Par jugement mis à disposition le 18 novembre 2021, auquel il est renvoyé pour exposé de la procédure antérieure et des demandes initiales des parties, les premiers juges ont :

- jugé que le licenciement est fondé sur 'des causes réelles et sérieuses',

- condamné la société Cacib à verser sans délai à [N] [S] les sommes suivantes :

* 6 666,67 euros bruts à titre d'indemnité pour non-respect de la procédure de licenciement,

* 1 000 euros au titre de l'article 700 du code de procédure civile,

- débouté [N] [S] de ses autres demandes,

- dit que les intérêts au taux légal seront calculés à compter de la date du prononcé du jugement en ce qu'ils portent sur des condamnations à caractère indemnitaire,

- dit qu'il n'y a pas lieu d'ordonner l'exécution provisoire du jugement au-delà des dispositions de l'article R. 1454-28 du code du travail, le salaire à retenir étant 6 666,67 euros,

- débouté la société Cacib de ses demandes reconventionnelles et condamné celle-ci aux dépens.

Le 3 décembre 2021, [N] [S] a interjeté appel à l'encontre de ce jugement.

Par dernières conclusions remises au greffe et notifiées par le Réseau Privé Virtuel des Avocats (Rpva) le 20 mars 2023, auxquelles il est renvoyé pour plus ample exposé des moyens en application de l'article 455 du code de procédure civile, [N] [S] demande à la cour d'infirmer le jugement en ce qu'il l'a débouté de ses autres demandes, et statuant à nouveau, de :

- à titre principal, juger que le licenciement est dépourvu de cause réelle et sérieuse et condamner la société Cacib à lui payer les sommes suivantes :

* 66 666,70 euros à titre d'indemnité pour licenciement sans cause réelle et sérieuse,

* 6 389,58 euros à titre d'indemnité conventionnelle de licenciement,

- à titre subsidiaire, confirmer le jugement en ce qu'il a condamné ladite société à lui verser la somme de 6 666,67 euros à titre de dommages et intérêts pour non-respect de la procédure de licenciement,

- en tout état de cause, condamner ladite société à lui payer les sommes suivantes :

* 15 364,86 euros à titre de rappel de salaire pour non-paiement des heures supplémentaires,

* 1 536,48 euros au titre des congés payés y afférent,

* 40 000 euros à titre d'indemnité pour travail dissimulé,

* 15 000 euros à titre d'indemnité pour exécution déloyale du forfait jour,

* 5 000 euros au titre des manquements relatifs à la durée du travail,

* 4 860 euros au titre de l'article 700 du code de procédure civile,

et aux dépens, en ce compris les frais éventuels d'exécution, et dire que maître [H] [D] pourra les recouvrer directement, avec les intérêts au taux légal sur ces sommes à compter de l'acte introductif d'instance, et ordonner la capitalisation des intérêts dus pour une année entière.

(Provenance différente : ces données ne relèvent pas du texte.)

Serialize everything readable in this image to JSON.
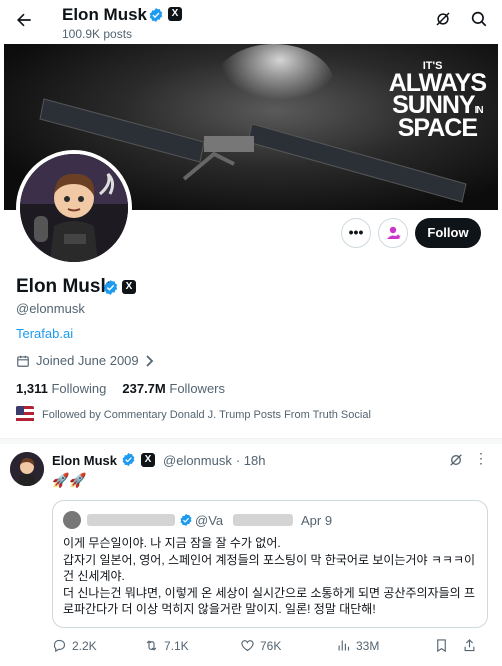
{
  "header": {
    "title": "Elon Musk",
    "posts_count": "100.9K posts",
    "x_badge": "X"
  },
  "banner": {
    "line1": "IT'S",
    "line2": "ALWAYS",
    "line3": "SUNNY",
    "line3_small": "IN",
    "line4": "SPACE"
  },
  "profile": {
    "name": "Elon Musk",
    "handle": "@elonmusk",
    "link": "Terafab.ai",
    "joined": "Joined June 2009",
    "following_count": "1,311",
    "following_label": "Following",
    "followers_count": "237.7M",
    "followers_label": "Followers",
    "followed_by": "Followed by Commentary Donald J. Trump Posts From Truth Social",
    "follow_button": "Follow",
    "more_button": "•••"
  },
  "tweet": {
    "author": "Elon Musk",
    "handle": "@elonmusk",
    "time": "· 18h",
    "text": "🚀🚀",
    "quote": {
      "handle": "@Va",
      "date": "Apr 9",
      "line1": "이게 무슨일이야. 나 지금 잠을 잘 수가 없어.",
      "line2": "갑자기 일본어, 영어, 스페인어 계정들의 포스팅이 막 한국어로 보이는거야 ㅋㅋㅋ이",
      "line3": "건 신세계야.",
      "line4": "더 신나는건 뭐냐면, 이렇게 온 세상이 실시간으로 소통하게 되면 공산주의자들의 프",
      "line5": "로파간다가 더 이상 먹히지 않을거란 말이지. 일론! 정말 대단해!"
    },
    "replies": "2.2K",
    "reposts": "7.1K",
    "likes": "76K",
    "views": "33M"
  },
  "colors": {
    "accent": "#1d9bf0",
    "text": "#0f1419",
    "muted": "#536471",
    "border": "#cfd9de"
  }
}
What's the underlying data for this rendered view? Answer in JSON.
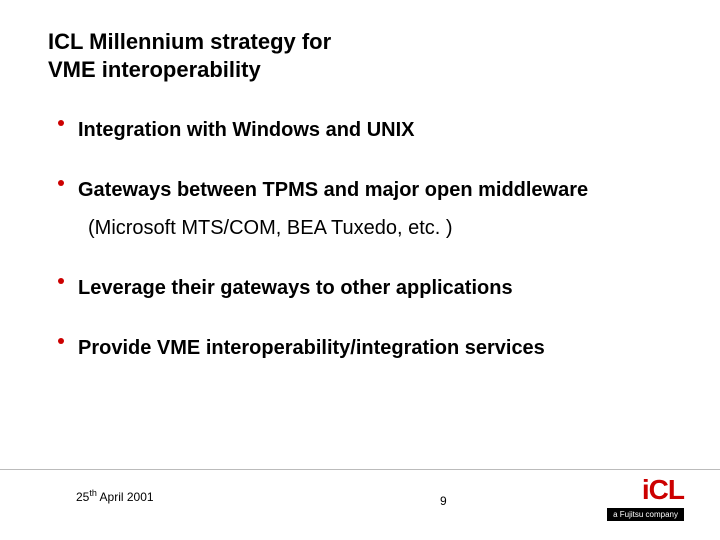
{
  "title_line1": "ICL Millennium strategy for",
  "title_line2": "VME interoperability",
  "bullets": [
    {
      "text": "Integration with Windows and UNIX"
    },
    {
      "text": "Gateways between TPMS and major open middleware"
    },
    {
      "sub": "(Microsoft MTS/COM, BEA Tuxedo, etc. )"
    },
    {
      "text": "Leverage their gateways to other applications"
    },
    {
      "text": "Provide VME interoperability/integration services"
    }
  ],
  "footer": {
    "date_day": "25",
    "date_sup": "th",
    "date_rest": " April 2001",
    "page": "9",
    "logo_text": "iCL",
    "tagline": "a Fujitsu company"
  }
}
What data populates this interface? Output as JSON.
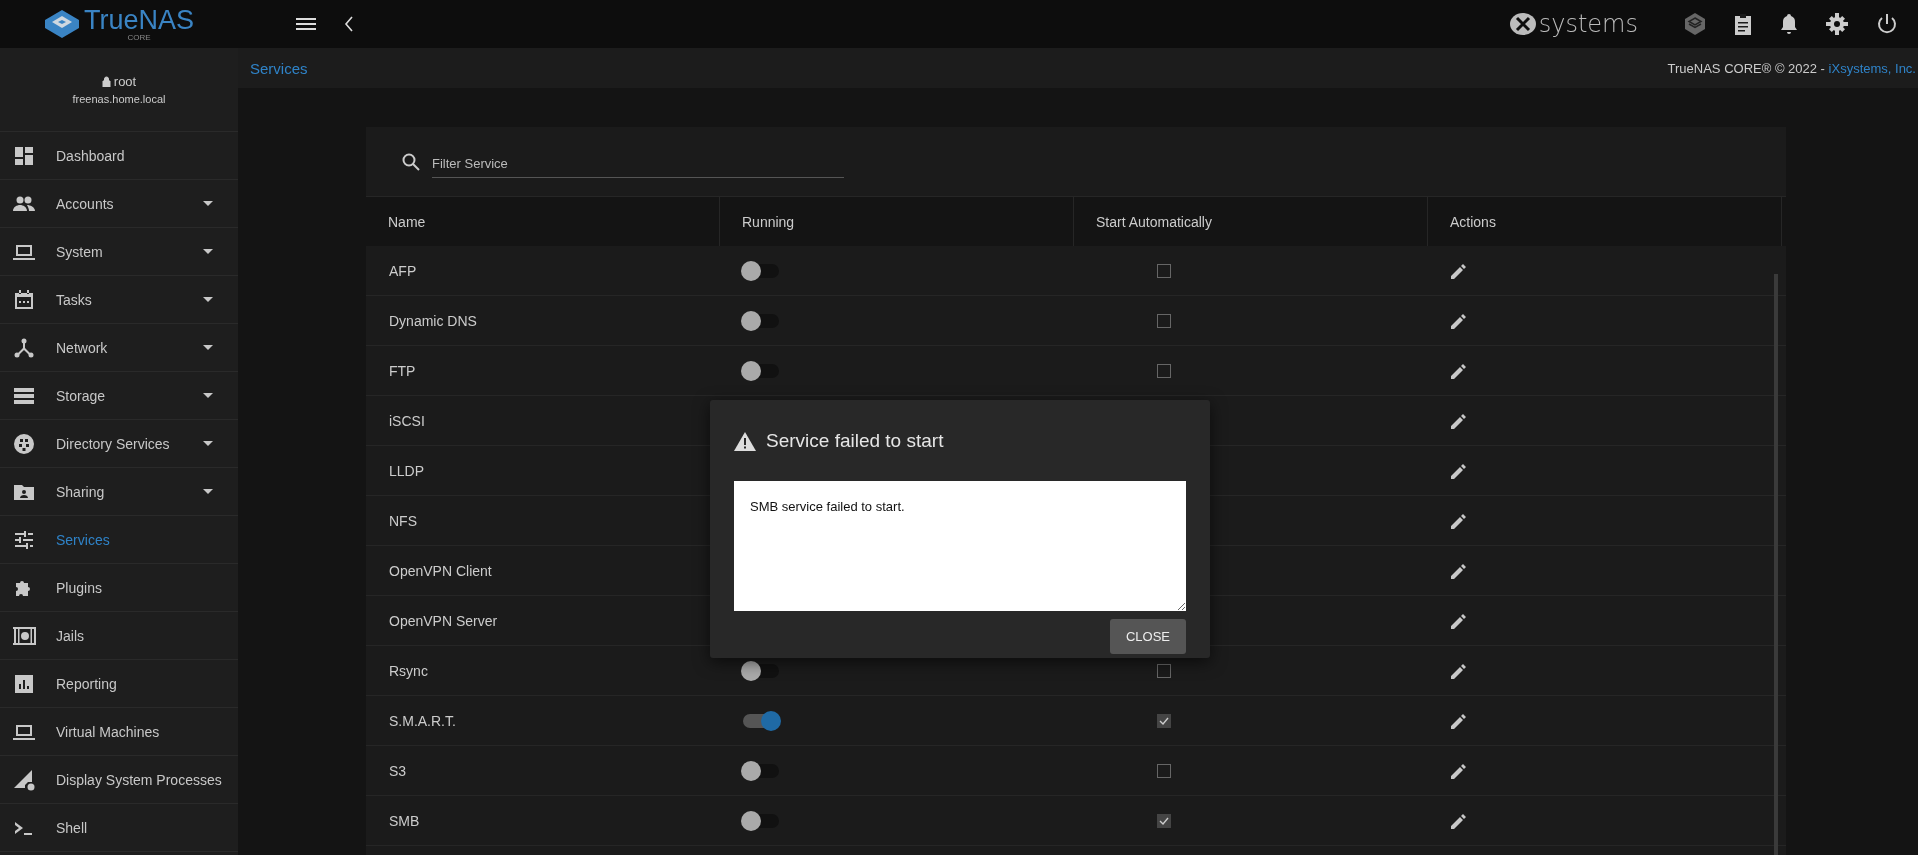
{
  "header": {
    "logo_text": "TrueNAS",
    "logo_subtext": "CORE",
    "vendor_logo_text": "systems"
  },
  "user": {
    "name": "root",
    "host": "freenas.home.local"
  },
  "sidebar": {
    "items": [
      {
        "label": "Dashboard",
        "expandable": false,
        "selected": false
      },
      {
        "label": "Accounts",
        "expandable": true,
        "selected": false
      },
      {
        "label": "System",
        "expandable": true,
        "selected": false
      },
      {
        "label": "Tasks",
        "expandable": true,
        "selected": false
      },
      {
        "label": "Network",
        "expandable": true,
        "selected": false
      },
      {
        "label": "Storage",
        "expandable": true,
        "selected": false
      },
      {
        "label": "Directory Services",
        "expandable": true,
        "selected": false
      },
      {
        "label": "Sharing",
        "expandable": true,
        "selected": false
      },
      {
        "label": "Services",
        "expandable": false,
        "selected": true
      },
      {
        "label": "Plugins",
        "expandable": false,
        "selected": false
      },
      {
        "label": "Jails",
        "expandable": false,
        "selected": false
      },
      {
        "label": "Reporting",
        "expandable": false,
        "selected": false
      },
      {
        "label": "Virtual Machines",
        "expandable": false,
        "selected": false
      },
      {
        "label": "Display System Processes",
        "expandable": false,
        "selected": false
      },
      {
        "label": "Shell",
        "expandable": false,
        "selected": false
      }
    ]
  },
  "breadcrumb": "Services",
  "copyright": {
    "text": "TrueNAS CORE® © 2022 - ",
    "link": "iXsystems, Inc."
  },
  "search": {
    "placeholder": "Filter Service"
  },
  "table": {
    "columns": [
      "Name",
      "Running",
      "Start Automatically",
      "Actions"
    ],
    "rows": [
      {
        "name": "AFP",
        "running": false,
        "start_automatically": false
      },
      {
        "name": "Dynamic DNS",
        "running": false,
        "start_automatically": false
      },
      {
        "name": "FTP",
        "running": false,
        "start_automatically": false
      },
      {
        "name": "iSCSI"
      },
      {
        "name": "LLDP"
      },
      {
        "name": "NFS"
      },
      {
        "name": "OpenVPN Client"
      },
      {
        "name": "OpenVPN Server"
      },
      {
        "name": "Rsync",
        "running": false,
        "start_automatically": false
      },
      {
        "name": "S.M.A.R.T.",
        "running": true,
        "start_automatically": true
      },
      {
        "name": "S3",
        "running": false,
        "start_automatically": false
      },
      {
        "name": "SMB",
        "running": false,
        "start_automatically": true
      }
    ]
  },
  "dialog": {
    "title": "Service failed to start",
    "message": "SMB service failed to start.",
    "button": "CLOSE"
  }
}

Par conclusions remises au greffe et notifiées par le Rpva le 18 mai 2022 auxquelles il est renvoyé pour plus ample exposé des moyens, la société Cacib demande à la cour de confirmer le jugement en ce qu'il a dit que le licenciement est fondé sur des causes réelles et sérieuses et a débouté [N] [S] de ses autres demandes, à titre incident, réformer le jugement en ses condamnations à paiement des sommes retenues, débouter [N] [S] de l'intégralité de ses demandes, à titre subsidiaire, s'il est jugé que la convention de forfait jours est inopposable à [N] [S], le condamner à lui rembourser la somme de 20 193,42 euros, en tout état de cause, condamner [N] [S] à lui payer la somme de 5 000 euros au titre de l'article 700 du code de procédure civile, et aux entiers dépens.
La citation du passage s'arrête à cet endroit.